Frames were easy to place somewhere in general. Leaning back on her elbows, Esmeralda looked up at the sky and clouds.
“I don’t know what I would have done with the pyre or noose, so what it would mean to frame it or what to do with it? I’m not sure. But I can see how it would be a good idea for you.”
***
R hummed and leaned back as well. “I’d ask a therapist or someone but they don’t really make therapists that would be good at this sort of thing. ‘I died in a dream but it was also my other life and now I have the bullet that killed me, is it weird to keep it?’” He chuckled, a little. Thinking on it more it did seem a little sick, yes, but well. R had never professed to be healthy. He’d talk to Tamaki about it, maybe - or, preferably, Tama and his little friend Haruhi, who seemed to have her head more firmly on her shoulders than a girl her age should. Perhaps they would have some insight. “I’ll think about it.”
***
“I’m pretty sure I have seen people mention on the network mention that they are therapists actually.” Not that she knew who they were. Esmeralda had no need of one, nor would she have felt comfortable going to one even if she should have seen one. Even just for dealing with and processing the fact she’d died twice now and had needed to be brought back by CPR both times. No matter. “I think though that is something only you can really determine, even if someone is familiar with dreams and trained to be a therapist.”

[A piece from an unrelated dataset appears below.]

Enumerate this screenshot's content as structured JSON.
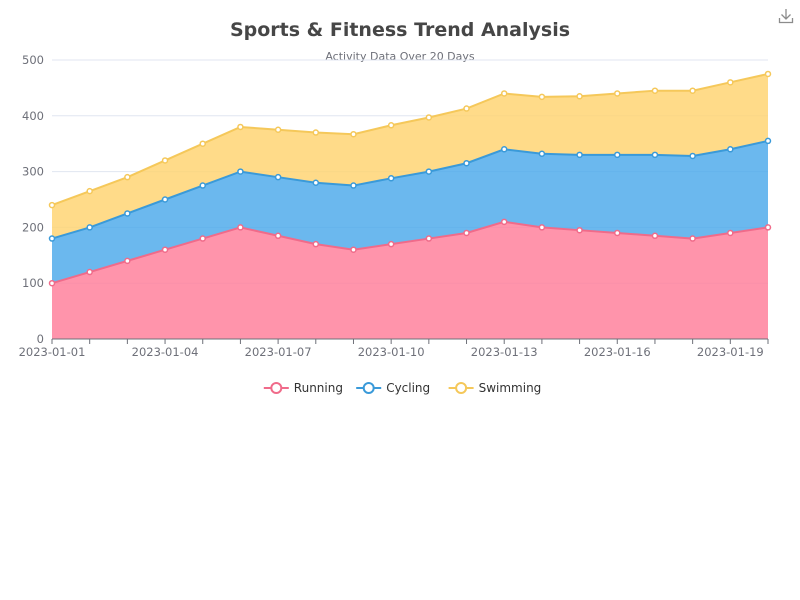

Some things could only be figured out on your own. Having someone talk it through was good, but the decision had to come from within. Keeping a bullet that killed you in the dreams? Seemed to fit the ‘only you can really know the answer to that’ bill.
***
“Mm,” R hummed, noncommital. He didn’t particularly want to see a therapist, had seen too many of them under his parents’ direction that told him that he was just dramatic (which was true, but irrelevant) and that nothing was wrong with him. Even he could acknowledge that he didn’t need that and that that would probably do more damage. “I will think about it,” he said, though he knew that he likely wouldn’t. It was just a moment of clarity, of what he should do, what was the best idea, before he went right back to ignoring the best ideas.